High CPU Usage During Library Sync
Symptom: CPU spikes to 100% when Bazarr syncs a large library from Sonarr/Radarr.
Fix: This is normal during the initial sync of a large library (5,000+ items). Subsequent syncs are incremental and much lighter. If it persists, increase the sync interval under Settings → Scheduler to reduce frequency. You can also temporarily disable one of Sonarr or Radarr, let the other sync complete, then re-enable.
Resource Requirements
- RAM: 150 MB idle, 300 MB during active subtitle searching
- CPU: Low — brief spikes during library sync and subtitle searches
- Disk: Under 100 MB for application data. Subtitle files themselves are negligible (a few KB each)
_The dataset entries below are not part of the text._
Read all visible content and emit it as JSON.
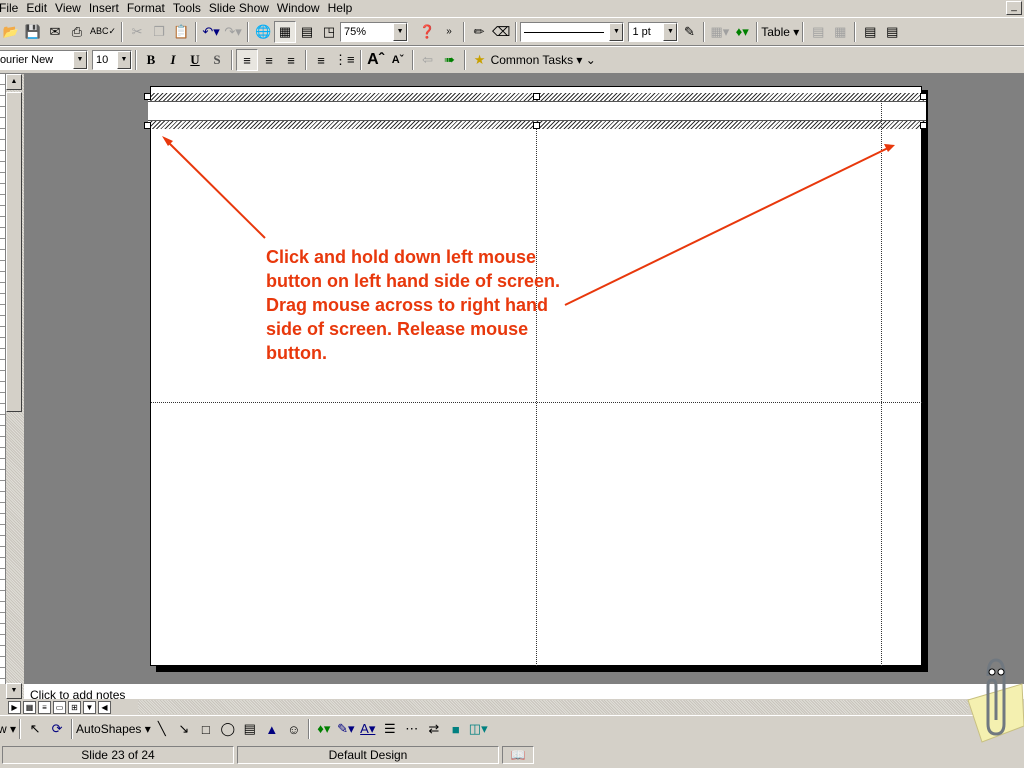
{
  "menubar": {
    "items": [
      "File",
      "Edit",
      "View",
      "Insert",
      "Format",
      "Tools",
      "Slide Show",
      "Window",
      "Help"
    ]
  },
  "toolbar_standard": {
    "zoom_value": "75%",
    "line_weight": "1 pt",
    "table_label": "Table"
  },
  "toolbar_formatting": {
    "font_name": "Courier New",
    "font_size": "10",
    "bold_label": "B",
    "italic_label": "I",
    "underline_label": "U",
    "shadow_label": "S",
    "common_tasks_label": "Common Tasks"
  },
  "slide": {
    "callout_text": "Click and hold down left mouse button on left hand side of screen.  Drag mouse across to right hand side of screen.  Release mouse button.",
    "callout_color": "#e8380c"
  },
  "notes": {
    "placeholder": "Click to add notes"
  },
  "drawing_toolbar": {
    "autoshapes_label": "AutoShapes"
  },
  "statusbar": {
    "slide_position": "Slide 23 of 24",
    "design_name": "Default Design"
  },
  "icons": [
    "open-icon",
    "save-icon",
    "print-icon",
    "spelling-icon",
    "cut-icon",
    "copy-icon",
    "paste-icon",
    "undo-icon",
    "redo-icon",
    "hyperlink-icon",
    "tables-and-borders-icon",
    "insert-table-icon",
    "insert-chart-icon",
    "help-icon",
    "pen-icon",
    "eraser-icon",
    "pencil-icon",
    "fill-color-icon",
    "select-pointer-icon",
    "free-rotate-icon",
    "line-icon",
    "arrow-icon",
    "rectangle-icon",
    "oval-icon",
    "text-box-icon",
    "wordart-icon",
    "clip-art-icon",
    "line-color-icon",
    "font-color-icon",
    "line-style-icon",
    "dash-style-icon",
    "arrow-style-icon",
    "shadow-icon",
    "3d-icon",
    "office-assistant-icon"
  ]
}
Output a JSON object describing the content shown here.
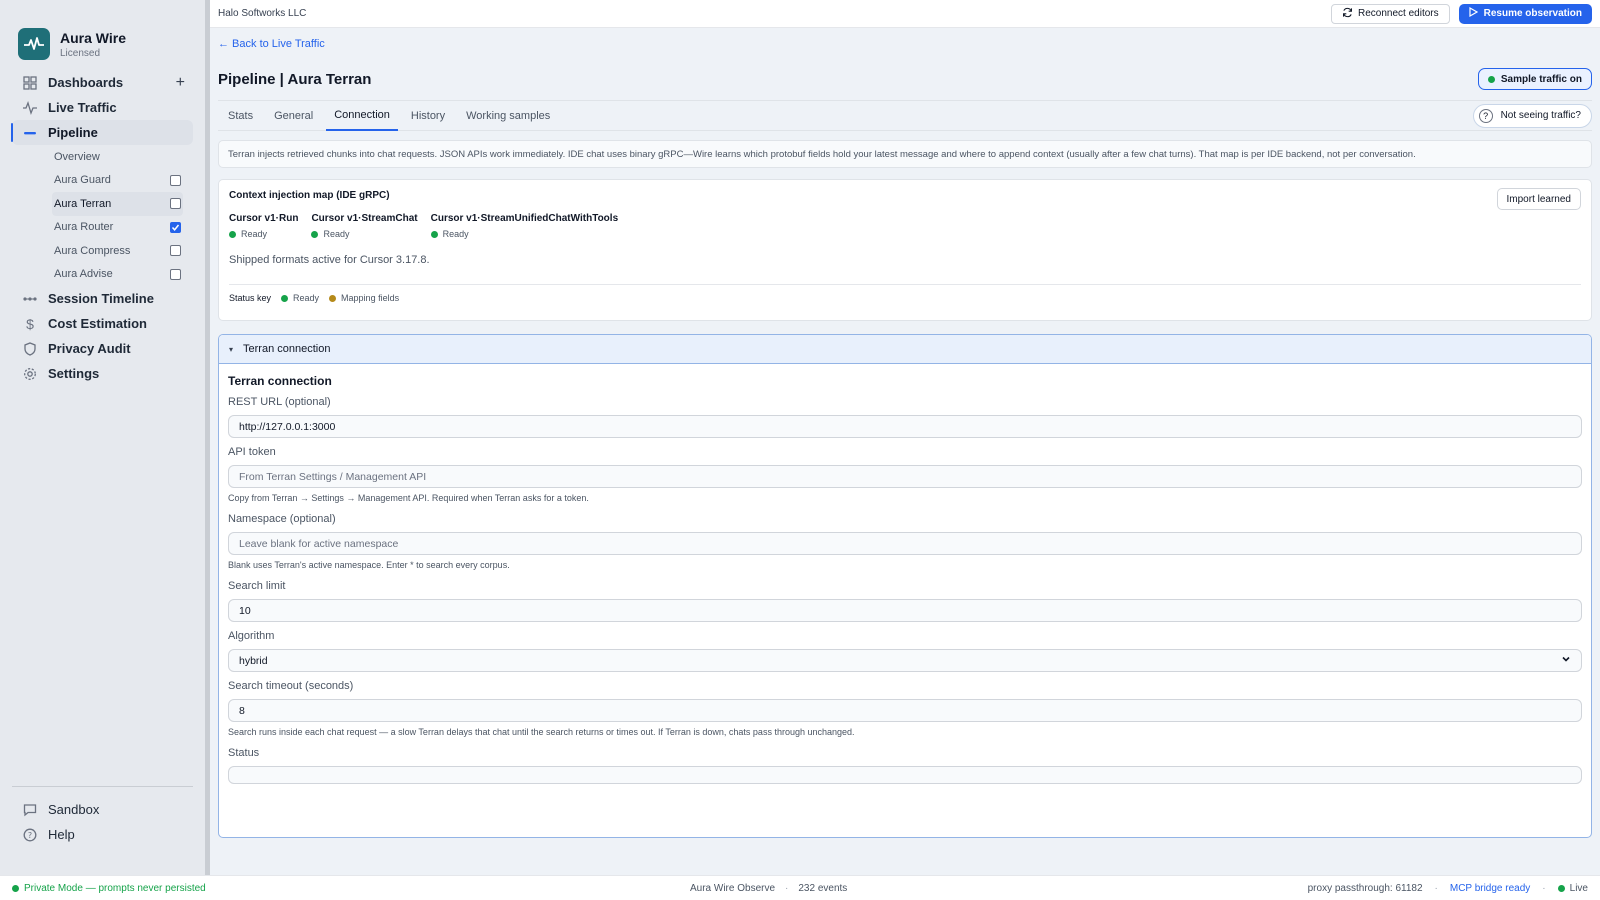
{
  "brand": {
    "name": "Aura Wire",
    "license": "Licensed",
    "accent": "#1f6f78"
  },
  "sidebar": {
    "nav": [
      {
        "label": "Dashboards",
        "icon": "grid-icon"
      },
      {
        "label": "Live Traffic",
        "icon": "activity-icon"
      },
      {
        "label": "Pipeline",
        "icon": "pipeline-icon",
        "active": true
      }
    ],
    "pipeline_items": [
      {
        "label": "Overview",
        "checked": null
      },
      {
        "label": "Aura Guard",
        "checked": false
      },
      {
        "label": "Aura Terran",
        "checked": false,
        "active": true
      },
      {
        "label": "Aura Router",
        "checked": true
      },
      {
        "label": "Aura Compress",
        "checked": false
      },
      {
        "label": "Aura Advise",
        "checked": false
      }
    ],
    "nav2": [
      {
        "label": "Session Timeline",
        "icon": "timeline-icon"
      },
      {
        "label": "Cost Estimation",
        "icon": "dollar-icon"
      },
      {
        "label": "Privacy Audit",
        "icon": "shield-icon"
      },
      {
        "label": "Settings",
        "icon": "gear-icon"
      }
    ],
    "bottom": [
      {
        "label": "Sandbox",
        "icon": "chat-icon"
      },
      {
        "label": "Help",
        "icon": "help-icon"
      }
    ]
  },
  "topbar": {
    "org": "Halo Softworks LLC",
    "reconnect_label": "Reconnect editors",
    "resume_label": "Resume observation"
  },
  "page": {
    "back_label": "← Back to Live Traffic",
    "title": "Pipeline | Aura Terran",
    "sample_traffic_label": "Sample traffic on",
    "help_label": "Not seeing traffic?",
    "tabs": [
      "Stats",
      "General",
      "Connection",
      "History",
      "Working samples"
    ],
    "active_tab": "Connection",
    "info": "Terran injects retrieved chunks into chat requests. JSON APIs work immediately. IDE chat uses binary gRPC—Wire learns which protobuf fields hold your latest message and where to append context (usually after a few chat turns). That map is per IDE backend, not per conversation."
  },
  "context_map": {
    "title": "Context injection map (IDE gRPC)",
    "import_label": "Import learned",
    "formats": [
      {
        "name": "Cursor v1·Run",
        "status": "Ready"
      },
      {
        "name": "Cursor v1·StreamChat",
        "status": "Ready"
      },
      {
        "name": "Cursor v1·StreamUnifiedChatWithTools",
        "status": "Ready"
      }
    ],
    "shipped": "Shipped formats active for Cursor 3.17.8.",
    "status_key_label": "Status key",
    "status_ready": "Ready",
    "status_mapping": "Mapping fields"
  },
  "connection": {
    "accordion_label": "Terran connection",
    "section_title": "Terran connection",
    "rest_url_label": "REST URL (optional)",
    "rest_url_value": "http://127.0.0.1:3000",
    "api_token_label": "API token",
    "api_token_placeholder": "From Terran Settings / Management API",
    "api_token_hint": "Copy from Terran → Settings → Management API. Required when Terran asks for a token.",
    "namespace_label": "Namespace (optional)",
    "namespace_placeholder": "Leave blank for active namespace",
    "namespace_hint": "Blank uses Terran's active namespace. Enter * to search every corpus.",
    "search_limit_label": "Search limit",
    "search_limit_value": "10",
    "algorithm_label": "Algorithm",
    "algorithm_value": "hybrid",
    "timeout_label": "Search timeout (seconds)",
    "timeout_value": "8",
    "timeout_hint": "Search runs inside each chat request — a slow Terran delays that chat until the search returns or times out. If Terran is down, chats pass through unchanged.",
    "status_label": "Status",
    "status_value": ""
  },
  "statusbar": {
    "private_mode": "Private Mode — prompts never persisted",
    "app": "Aura Wire Observe",
    "events": "232 events",
    "proxy": "proxy passthrough: 61182",
    "mcp": "MCP bridge ready",
    "live": "Live"
  },
  "colors": {
    "primary": "#2563eb",
    "ready": "#16a34a",
    "mapping": "#b58a1a"
  }
}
Bazarr is one of the lightest services in the arr stack. It runs comfortably on a Raspberry Pi 4 or any low-power server.
Verdict
Bazarr is essential if you run Sonarr and Radarr and watch content that benefits from subtitles. Setup takes ten minutes, resource usage is negligible, and it runs silently in the background handling a task that would be tedious to do manually. The only real setup friction is getting media paths to match across your arr stack containers — get that right and Bazarr just works. If you self-host a media stack, add Bazarr. There is no reason not to.